SAN DIEGO -- There were plenty of question marks on the Padres’ roster entering the 2020 season. The bullpen was not supposed to be one of them. But bullpens are often fickle, and on Sunday, the Padres' top two back-end arms cost them their best start since 1984.
Not that one game should change any of the lofty projections for the San Diego bullpen. But Yates and Pagán clearly weren’t the best versions of themselves. Pagán allowed the first three hitters he faced to reach base, as the D-backs turned a 1-0 deficit into a 2-1 lead. After Greg Garcia’s game-tying single in the bottom of the frame, Padres manager Jayce Tingler called on Yates.
Typically one of the best in baseball at spotting his fastball, Yates’ command of the pitch was practically nonexistent on Sunday. He walked consecutive hitters to load the bases before Ketel Marte put Arizona on top with a sacrifice fly. David Peralta tacked on an RBI single.
“After today, we're going to move forward,” Tingler said. “I've got zero issues [with the bullpen] moving forward. When you're carrying a 1-0 lead, you expose yourself, especially with those hitters over there, as skilled as they are.”
The Padres took that 1-0 lead courtesy of a third-inning home run from Eric Hosmer, but they failed to build on it, despite a handful of opportunities. San Diego recorded nine walks and six hits but left 12 men on base.
“We had some chances, had guys on base and just didn't cash them in,” Tingler said. “We just couldn't get that hit to get us going. They stayed around, stayed around, and they're a really good team.”
Good enough to break through against two of the best relievers in baseball. Pagán posted a 2.31 ERA last season with 12.3 strikeouts per nine innings. Yates notched a 1.19 mark with 15 K/9 and was first-team all-MLB. Neither of the two looked the part on Sunday.
In a 60-game season, bullpen hiccups are bound to sting a bit more than they otherwise would. But the Padres aren’t fretting, given the track records of both Pagán and Yates. They’ve also built one of the deepest relief corps in baseball behind those two. Six other relievers combined for 7 1/3 innings of one-run ball this weekend.
The fact is: If Pagán and Yates are the two biggest issues through three games, it was probably a successful opening weekend in San Diego. (And if not for a sprawling ninth-inning grab by Peralta on a Tommy Pham liner, the Padres might be 3-0 for the first time since their 1984 pennant-winning campaign.)
“We regroup, get some rest this evening and do it again tomorrow,” Tingler said. “A chance to win the series.”
Rotation ‘pitching with our hair on fire’

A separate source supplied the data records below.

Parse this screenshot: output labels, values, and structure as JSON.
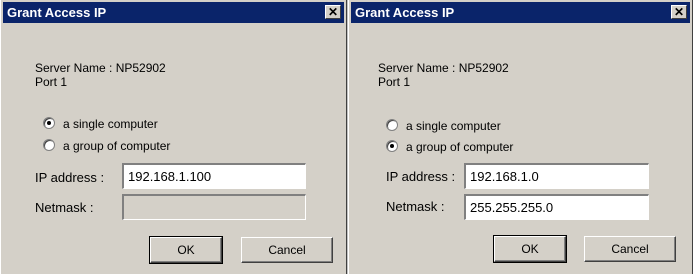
{
  "dialogs": [
    {
      "title": "Grant Access IP",
      "close_glyph": "✕",
      "server_name": "Server Name : NP52902",
      "port": "Port 1",
      "radio_single": "a single computer",
      "radio_group": "a group of computer",
      "selected": "single",
      "ip_label": "IP address :",
      "ip_value": "192.168.1.100",
      "netmask_label": "Netmask :",
      "netmask_value": "",
      "netmask_enabled": false,
      "ok_label": "OK",
      "cancel_label": "Cancel"
    },
    {
      "title": "Grant Access IP",
      "close_glyph": "✕",
      "server_name": "Server Name : NP52902",
      "port": "Port 1",
      "radio_single": "a single computer",
      "radio_group": "a group of computer",
      "selected": "group",
      "ip_label": "IP address :",
      "ip_value": "192.168.1.0",
      "netmask_label": "Netmask :",
      "netmask_value": "255.255.255.0",
      "netmask_enabled": true,
      "ok_label": "OK",
      "cancel_label": "Cancel"
    }
  ],
  "colors": {
    "titlebar": "#0a246a",
    "dialog_bg": "#d4d0c8"
  }
}
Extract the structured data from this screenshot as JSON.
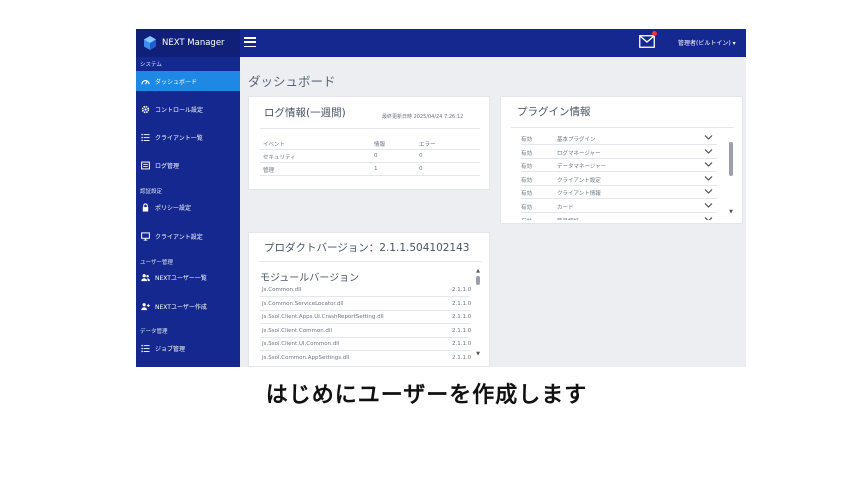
{
  "app": {
    "brand": "NEXT Manager",
    "user_menu": "管理者(ビルトイン) ▾"
  },
  "colors": {
    "sidebar": "#14288f",
    "active": "#1e88e5",
    "background": "#eceef1",
    "badge": "#e53935"
  },
  "sidebar": {
    "sections": [
      "システム",
      "認証設定",
      "ユーザー管理",
      "データ管理"
    ],
    "items": [
      {
        "label": "ダッシュボード",
        "icon": "dashboard-icon"
      },
      {
        "label": "コントロール設定",
        "icon": "gear-icon"
      },
      {
        "label": "クライアント一覧",
        "icon": "list-icon"
      },
      {
        "label": "ログ管理",
        "icon": "log-icon"
      },
      {
        "label": "ポリシー設定",
        "icon": "lock-icon"
      },
      {
        "label": "クライアント設定",
        "icon": "monitor-icon"
      },
      {
        "label": "NEXTユーザー一覧",
        "icon": "users-icon"
      },
      {
        "label": "NEXTユーザー作成",
        "icon": "add-user-icon"
      },
      {
        "label": "ジョブ管理",
        "icon": "list-icon"
      }
    ]
  },
  "main": {
    "title": "ダッシュボード",
    "log": {
      "title": "ログ情報(一週間)",
      "updated": "最終更新日時 2025/04/24 7:26:12",
      "headers": [
        "イベント",
        "情報",
        "エラー"
      ],
      "rows": [
        [
          "セキュリティ",
          "0",
          "0"
        ],
        [
          "管理",
          "1",
          "0"
        ]
      ]
    },
    "plugins": {
      "title": "プラグイン情報",
      "rows": [
        {
          "status": "有効",
          "name": "基本プラグイン"
        },
        {
          "status": "有効",
          "name": "ログマネージャー"
        },
        {
          "status": "有効",
          "name": "データマネージャー"
        },
        {
          "status": "有効",
          "name": "クライアント設定"
        },
        {
          "status": "有効",
          "name": "クライアント情報"
        },
        {
          "status": "有効",
          "name": "カード"
        },
        {
          "status": "有効",
          "name": "簡易認証"
        }
      ]
    },
    "version": {
      "title": "プロダクトバージョン：2.1.1.504102143",
      "modules_title": "モジュールバージョン",
      "modules": [
        {
          "name": "Js.Common.dll",
          "version": "2.1.1.0"
        },
        {
          "name": "Js.Common.ServiceLocator.dll",
          "version": "2.1.1.0"
        },
        {
          "name": "Js.Ssol.Client.Apps.UI.CrashReportSetting.dll",
          "version": "2.1.1.0"
        },
        {
          "name": "Js.Ssol.Client.Common.dll",
          "version": "2.1.1.0"
        },
        {
          "name": "Js.Ssol.Client.UI.Common.dll",
          "version": "2.1.1.0"
        },
        {
          "name": "Js.Ssol.Common.AppSettings.dll",
          "version": "2.1.1.0"
        }
      ]
    }
  },
  "caption": "はじめにユーザーを作成します"
}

Tingler noted that he would’ve felt comfortable giving the No. 1 spot in the rotation to any of his three starting pitchers this weekend. They certainly all pitched like Opening Day starters.
After Chris Paddack and Dinelson Lamet baffled D-backs hitters on Friday and Saturday, respectively, Garrett Richards followed suit. He worked five scoreless frames, allowing just a hit and three walks while striking out six.
“I don’t think teams are going to be very excited to come in here and catch us three,” Richards said. “We’re pitching with our hair on fire, and we’re ready to go. We’re out there to win, and these young kids, man, they’re super talented, and they work hard.
“There’s only even better things to come. It’s very, very exciting right now. I feel like we’re just touching the surface.”
The trio of Paddack, Lamet and Richards combined for 16 innings of one-run ball this weekend with 18 strikeouts. But Paddack and Lamet were given a bit more leash than Richards, who was lifted after just 73 pitches.
Richards, who made three starts late last season after recovering from Tommy John surgery, said he understood the decision. He’s been eyeing this season ever since he signed his deal with the Padres, post-surgery in 2018. And in his first start, he looked like vintage Garrett Richards.
“I’m having fun playing baseball again,” Richards said. “It’s not rehab anymore. … It just feels good to be back out there, pitching and pain-free.”
Big spot, first hit
Tingler called on utility man Jake Cronenworth for his big league debut with the Padres trailing by a run in the eighth. He pinch-ran for Hosmer, who had worked a leadoff walk. Cronenworth smartly tagged and went to third base on a deep fly ball from Jurickson Profar, before scoring on Garcia’s game-tying single.
Of course, when Cronenworth pinch-ran, Tingler gambled that Hosmer’s spot in the order wouldn’t come up again. With two outs in the ninth -- and Cronenworth as the tying run -- it did.
Cronenworth, the team’s No. 17 prospect, delivered anyway. He laced a hanging Archie Bradley curveball into the right-field corner for an RBI double, cutting Arizona’s lead to one. But two pitches later, Cronenworth was left stranded at second when Wil Myers tapped back to the mound to end the game.